On the other side of this week's moves has been a huge charge from the dollar, which has had its strongest start to a year since 2015. It was down 0.2% against the major currencies by 1230 GMT but only after the closely-tracked dollar index touched a three-year peak overnight. The euro has been shoved down to a near three-year low, Australia's dollar traded at an 11-year low of $0.66 overnight and China's tightly-managed yuan was sitting at a two-month low of 7.0286 per dollar.
The tourism-exposed Thai baht dropped 5.5% this week, the Hong Kong dollar slipped down its controlled band while the Korean won and Singapore dollar shed more than 4%. Mexico's peso has been ripped down 2.5% too after holding up relatively well for emerging markets traders recently. "New (coronavirus) cases in (South) Korea and in Japan, (have) obviously given some people a little bit of cold feet regarding Japan and the yen as a safe haven," said David Bloom, global head of FX at HSBC.
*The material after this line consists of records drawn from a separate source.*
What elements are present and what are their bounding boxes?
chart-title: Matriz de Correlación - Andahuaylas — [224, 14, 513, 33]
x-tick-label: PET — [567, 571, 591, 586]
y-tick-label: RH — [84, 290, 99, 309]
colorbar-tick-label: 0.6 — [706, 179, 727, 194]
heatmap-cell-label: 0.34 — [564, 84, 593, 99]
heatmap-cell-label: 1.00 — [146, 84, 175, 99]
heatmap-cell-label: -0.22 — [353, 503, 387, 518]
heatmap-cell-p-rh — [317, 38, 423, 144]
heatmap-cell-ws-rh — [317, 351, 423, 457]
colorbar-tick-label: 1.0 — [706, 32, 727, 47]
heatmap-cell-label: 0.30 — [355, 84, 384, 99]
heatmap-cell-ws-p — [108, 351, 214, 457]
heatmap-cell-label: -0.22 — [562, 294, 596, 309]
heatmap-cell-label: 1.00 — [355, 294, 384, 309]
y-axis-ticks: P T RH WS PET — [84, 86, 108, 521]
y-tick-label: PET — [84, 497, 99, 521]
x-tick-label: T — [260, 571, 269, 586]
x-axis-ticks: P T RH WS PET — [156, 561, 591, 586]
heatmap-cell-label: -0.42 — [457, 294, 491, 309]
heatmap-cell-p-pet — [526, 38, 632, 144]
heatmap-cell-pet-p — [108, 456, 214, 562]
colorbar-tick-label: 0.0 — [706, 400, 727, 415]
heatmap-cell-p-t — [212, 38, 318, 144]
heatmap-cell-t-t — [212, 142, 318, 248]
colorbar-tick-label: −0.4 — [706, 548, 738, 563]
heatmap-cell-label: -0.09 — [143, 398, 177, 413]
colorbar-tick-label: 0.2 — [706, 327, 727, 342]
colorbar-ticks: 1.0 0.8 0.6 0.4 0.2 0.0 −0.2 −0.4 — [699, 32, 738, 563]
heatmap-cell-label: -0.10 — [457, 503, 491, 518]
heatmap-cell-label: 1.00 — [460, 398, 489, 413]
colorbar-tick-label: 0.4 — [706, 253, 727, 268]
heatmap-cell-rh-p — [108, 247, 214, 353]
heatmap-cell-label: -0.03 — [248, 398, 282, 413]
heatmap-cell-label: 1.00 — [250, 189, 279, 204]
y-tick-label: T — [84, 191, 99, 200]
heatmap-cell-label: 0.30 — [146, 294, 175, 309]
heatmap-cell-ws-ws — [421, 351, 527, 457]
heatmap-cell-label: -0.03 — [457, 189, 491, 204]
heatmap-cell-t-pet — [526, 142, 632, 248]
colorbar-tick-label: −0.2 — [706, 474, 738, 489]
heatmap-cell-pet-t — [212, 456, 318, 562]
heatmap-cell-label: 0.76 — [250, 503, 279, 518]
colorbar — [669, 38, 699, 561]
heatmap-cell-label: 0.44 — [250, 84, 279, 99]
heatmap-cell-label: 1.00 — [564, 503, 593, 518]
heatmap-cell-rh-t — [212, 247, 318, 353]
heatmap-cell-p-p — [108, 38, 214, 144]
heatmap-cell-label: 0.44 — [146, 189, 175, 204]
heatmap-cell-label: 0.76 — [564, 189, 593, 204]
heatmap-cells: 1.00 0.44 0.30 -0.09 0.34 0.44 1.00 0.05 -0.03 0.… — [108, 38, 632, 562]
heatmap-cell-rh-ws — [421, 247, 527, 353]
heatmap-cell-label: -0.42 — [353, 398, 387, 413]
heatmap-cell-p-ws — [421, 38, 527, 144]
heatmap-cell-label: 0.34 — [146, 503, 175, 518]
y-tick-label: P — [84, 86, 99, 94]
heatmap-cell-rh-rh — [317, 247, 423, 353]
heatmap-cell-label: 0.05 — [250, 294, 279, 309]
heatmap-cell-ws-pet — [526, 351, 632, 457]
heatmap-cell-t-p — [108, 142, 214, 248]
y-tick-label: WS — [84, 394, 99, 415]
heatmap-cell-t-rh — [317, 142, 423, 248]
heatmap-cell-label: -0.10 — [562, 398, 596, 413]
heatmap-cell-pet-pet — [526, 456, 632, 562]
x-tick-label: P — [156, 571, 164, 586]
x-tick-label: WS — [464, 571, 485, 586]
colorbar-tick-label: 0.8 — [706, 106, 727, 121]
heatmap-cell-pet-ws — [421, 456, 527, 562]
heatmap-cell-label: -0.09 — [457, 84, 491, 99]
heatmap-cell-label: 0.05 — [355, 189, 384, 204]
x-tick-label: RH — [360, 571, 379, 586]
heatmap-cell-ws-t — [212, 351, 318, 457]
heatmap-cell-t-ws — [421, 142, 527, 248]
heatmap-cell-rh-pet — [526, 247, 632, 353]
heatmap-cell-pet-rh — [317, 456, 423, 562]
Europe saw a flurry of purchasing managing index (PMI) data. The euro saw a modest rise to $1.0817 after IHS Markit's Euro Zone Composite Flash PMI rose to 51.6 in February, beating all forecasters polled by Reuters. The fastest rise in British factory output for 10 months also helped sterling end an otherwise tough week on a high as it climbed 0.4% against the dollar and 0.25% against the euro to $1.2930 and 83.5 pence per euro respectively.
"The euro zone economy managed to pick up some momentum again in February despite many companies having been disrupted in various ways by the coronavirus," said Chris Williamson, chief business economist at IHS Markit.